4. Dispose of unneeded medications:
a. Remove labels from pill containers
b. Mix pills with liquid to dissolve them
c. Stir in with coffee grounds, dirt or kitty litter
d. Seal container with tape and hide in an outdoor garbage can
e. Contact law enforcement agencies to find out more
Warning Signs that Someone is Abusing Medications:
• Unexplained need for money. May borrow or steal to get it
• Drop in attendance and performance at work
• Engaging in secretive or suspicious behaviors
• Appears fearful, anxious or paranoid with no reason
• Lack of motivation; appears lethargic or ‘spaced out’

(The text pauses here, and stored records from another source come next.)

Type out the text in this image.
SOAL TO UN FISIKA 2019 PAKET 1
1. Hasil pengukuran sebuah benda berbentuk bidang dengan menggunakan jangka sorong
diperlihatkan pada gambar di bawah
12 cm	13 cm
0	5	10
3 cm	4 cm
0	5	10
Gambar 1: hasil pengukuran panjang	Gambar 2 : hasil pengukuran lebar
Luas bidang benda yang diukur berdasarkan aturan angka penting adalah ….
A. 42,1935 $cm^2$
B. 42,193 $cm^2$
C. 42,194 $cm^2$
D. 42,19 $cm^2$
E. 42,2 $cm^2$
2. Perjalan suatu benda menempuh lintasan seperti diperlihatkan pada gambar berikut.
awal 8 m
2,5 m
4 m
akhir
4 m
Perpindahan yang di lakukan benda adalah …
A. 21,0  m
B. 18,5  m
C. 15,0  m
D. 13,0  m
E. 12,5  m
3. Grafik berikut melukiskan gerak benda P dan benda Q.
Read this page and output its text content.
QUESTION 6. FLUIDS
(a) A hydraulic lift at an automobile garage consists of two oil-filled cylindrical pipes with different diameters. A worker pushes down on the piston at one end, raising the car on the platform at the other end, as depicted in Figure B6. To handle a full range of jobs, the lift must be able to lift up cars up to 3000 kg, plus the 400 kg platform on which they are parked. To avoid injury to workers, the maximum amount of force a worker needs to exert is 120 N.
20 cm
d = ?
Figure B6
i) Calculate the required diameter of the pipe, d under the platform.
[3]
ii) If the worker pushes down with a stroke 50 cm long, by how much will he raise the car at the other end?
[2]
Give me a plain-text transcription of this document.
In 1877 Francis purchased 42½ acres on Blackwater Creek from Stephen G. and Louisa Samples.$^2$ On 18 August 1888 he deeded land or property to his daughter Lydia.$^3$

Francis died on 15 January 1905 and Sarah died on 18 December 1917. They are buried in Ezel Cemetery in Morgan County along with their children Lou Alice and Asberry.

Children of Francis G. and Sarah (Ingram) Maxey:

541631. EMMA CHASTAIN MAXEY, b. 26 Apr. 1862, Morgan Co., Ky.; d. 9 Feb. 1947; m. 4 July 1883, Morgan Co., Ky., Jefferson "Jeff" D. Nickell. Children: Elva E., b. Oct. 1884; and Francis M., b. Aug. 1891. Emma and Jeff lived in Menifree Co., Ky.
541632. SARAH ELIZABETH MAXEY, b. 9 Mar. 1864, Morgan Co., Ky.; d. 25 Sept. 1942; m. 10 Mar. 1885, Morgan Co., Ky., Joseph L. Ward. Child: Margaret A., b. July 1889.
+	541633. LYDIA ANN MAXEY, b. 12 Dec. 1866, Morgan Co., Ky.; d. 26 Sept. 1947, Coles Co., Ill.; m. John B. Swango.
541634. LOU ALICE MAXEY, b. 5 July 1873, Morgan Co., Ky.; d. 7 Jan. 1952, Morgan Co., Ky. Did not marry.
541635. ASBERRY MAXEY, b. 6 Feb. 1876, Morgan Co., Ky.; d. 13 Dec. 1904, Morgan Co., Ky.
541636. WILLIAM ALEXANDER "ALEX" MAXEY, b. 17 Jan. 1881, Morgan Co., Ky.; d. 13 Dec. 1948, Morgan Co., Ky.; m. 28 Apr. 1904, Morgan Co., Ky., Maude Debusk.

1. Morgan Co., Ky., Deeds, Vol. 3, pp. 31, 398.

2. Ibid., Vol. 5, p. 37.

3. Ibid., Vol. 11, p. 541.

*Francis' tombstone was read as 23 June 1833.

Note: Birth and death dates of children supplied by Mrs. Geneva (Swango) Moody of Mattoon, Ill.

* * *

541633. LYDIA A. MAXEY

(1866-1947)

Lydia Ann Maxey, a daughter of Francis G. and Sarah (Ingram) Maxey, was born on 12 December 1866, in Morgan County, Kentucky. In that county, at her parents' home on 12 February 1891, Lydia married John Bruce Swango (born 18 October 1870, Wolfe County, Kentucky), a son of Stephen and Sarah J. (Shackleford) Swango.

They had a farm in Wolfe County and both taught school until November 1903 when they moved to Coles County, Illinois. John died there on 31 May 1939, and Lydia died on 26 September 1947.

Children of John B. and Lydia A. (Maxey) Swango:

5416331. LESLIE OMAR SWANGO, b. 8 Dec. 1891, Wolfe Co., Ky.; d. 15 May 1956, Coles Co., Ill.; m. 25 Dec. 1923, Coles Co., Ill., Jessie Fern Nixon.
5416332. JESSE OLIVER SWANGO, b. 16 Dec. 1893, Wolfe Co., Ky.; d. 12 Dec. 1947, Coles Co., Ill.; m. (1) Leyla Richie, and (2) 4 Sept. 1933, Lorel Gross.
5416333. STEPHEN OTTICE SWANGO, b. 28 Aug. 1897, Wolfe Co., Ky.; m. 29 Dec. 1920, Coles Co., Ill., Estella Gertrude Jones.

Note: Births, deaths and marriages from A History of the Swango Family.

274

• Periods of unusual activity or extreme sleepiness
• Sudden mood swings, irritability or angry outbursts
• Unexplained change in personality or attitude
• Sudden change in friends, favorite hangouts and hobbies
• Frequently getting into trouble fights, crashes, illegal activities
Florida Poison Information Center Network: 1-800-222-1222
What to do in an Emergency:
1. Signs of medication abuse vary depending on the type of medicine used.
a. Stimulants (diet pills, ADHD drugs, caffeine, etc.) can cause hyperactivity, agitation, twitching, irritability, lack of appetite, difficulty sleeping, restlessness, seizures, high blood pressure, fever, fast heartbeat and chest pressure
b. Depressants (muscle relaxants, pills for sleeping, pain relief or anxiety) can cause sleepiness, confusion, constipation, slow breathing, slow heartbeat, pinpoint pupils (black part of eyes get very small), noisy breathing (like snoring), vomiting, choking, weakness, coma and death
2. If a person has taken medications and you can’t wake them up, call 911. Never let them sleep it off. They may not wake up. Start CPR if needed
3. If someone has taken medications and you’re not sure what to do, call the Poison Help line at 1-800-222-1222. It’s free, confidential and open 24/7
4. If someone needs help for medication addiction, call SAMHSA Help Line at 1-800-662-HELP
For more Information:
Turn in your unused or expired medication for safe disposal
When: Saturday, April 23, 2011; 10:00 AM – 2:00 PM
Where: Publix Grocery Store
Remember: The first 100 individuals will receive a $5 gift card to Publix.